Loyd Gant February 19, 2021 - 2:27 pm

wow, your distain for the show is overshadowed by your propensity to dwell on the most negative aspects and expand them in a way that attempts to show how well you can write but instead just causes someone to stop reading your article halfway through.

Gus February 20, 2021 - 5:07 pm

Series plot and acting ok, however the hidious loud music at times drowns out the dialog.

KC May 15, 2021 - 10:31 pm

Spot on! I agree with every word here. It’s a relief to know someone else felt the same way.

Sandy February 21, 2021 - 10:34 pm

I couldn’t stop watching this show.. two days and i was done with the season. Absolutely love the show. Would really like to see a season 2 now that i know Teresa is ali e and took Karen’s daughter. Such a thrilling and exciting mystery show. I love it!!!!!

Mary February 27, 2021 - 9:27 am

This is one of the best shows iv seen in a long time! I love the actors an actresses takes a lot for me to watch a show to keep me interested I love it I hope you continue another season! Great job guys

Kirstin MacPherson February 27, 2021 - 12:21 pm

Finished the season in a week. Loved it, want more!

Stella March 18, 2021 - 2:23 pm

You suck! You’re rating is totally off base.

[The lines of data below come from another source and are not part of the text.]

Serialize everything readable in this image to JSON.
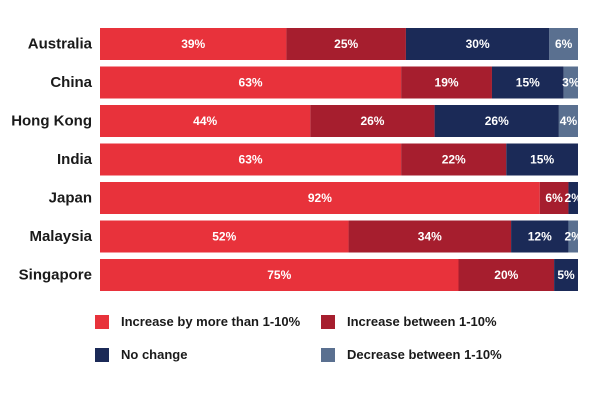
{
  "chart_data": {
    "type": "bar",
    "orientation": "horizontal",
    "stacked": true,
    "categories": [
      "Australia",
      "China",
      "Hong Kong",
      "India",
      "Japan",
      "Malaysia",
      "Singapore"
    ],
    "series": [
      {
        "name": "Increase by more than 1-10%",
        "color": "#e8323b",
        "values": [
          39,
          63,
          44,
          63,
          92,
          52,
          75
        ]
      },
      {
        "name": "Increase between 1-10%",
        "color": "#a61e2e",
        "values": [
          25,
          19,
          26,
          22,
          6,
          34,
          20
        ]
      },
      {
        "name": "No change",
        "color": "#1b2a57",
        "values": [
          30,
          15,
          26,
          15,
          2,
          12,
          5
        ]
      },
      {
        "name": "Decrease between 1-10%",
        "color": "#5a7090",
        "values": [
          6,
          3,
          4,
          0,
          0,
          2,
          0
        ]
      }
    ],
    "value_suffix": "%",
    "xlim": [
      0,
      100
    ],
    "legend_position": "bottom"
  }
}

Ivy March 20, 2021 - 4:27 pm

I disagree! Wow, for someone who hated it you sure wrote a lot about it. I think people will read this, become curious, and then commit to watching the show; which will lead to more viewers finding enjoyment in It rather than loathing. “It was nasty, morally repugnant, and painfully convoluted for this to be any fun. It fails to thrill. It fails to move”?? Whaat?! No way! Maybe you are just too sensitive and don’t have the capability to follow along with the unpredictability, thrilling suspense, and not being able figure out “who did it”. No comparison to a daytime soap opera. At all. Maybe it’s too creepy for you and its just not your genre. I loved the creepy, twisted, ride! It makes you really think deep and even replay pieces in your mind to try to figure it out. It throws out complete surprises and subplots that intricately fit like a puzzle piece in the main plot. Well done, Amazon for picking this up!

Pinky Nixon March 23, 2021 - 6:24 pm

Spot on. Whenever I thought it couldn’t get stupider, it did.

Sherri Barnard May 4, 2021 - 7:39 pm

Love the show!

Chatnee Coleman July 13, 2021 - 11:19 am

I actually thought the show was great! I hate a show that is predictable and there were quite a few curve balls I greatly appreciated in the storyline. I agree the music was distracting and completely unnecessary many times. However, I finished it in two days! Hoping for a second season.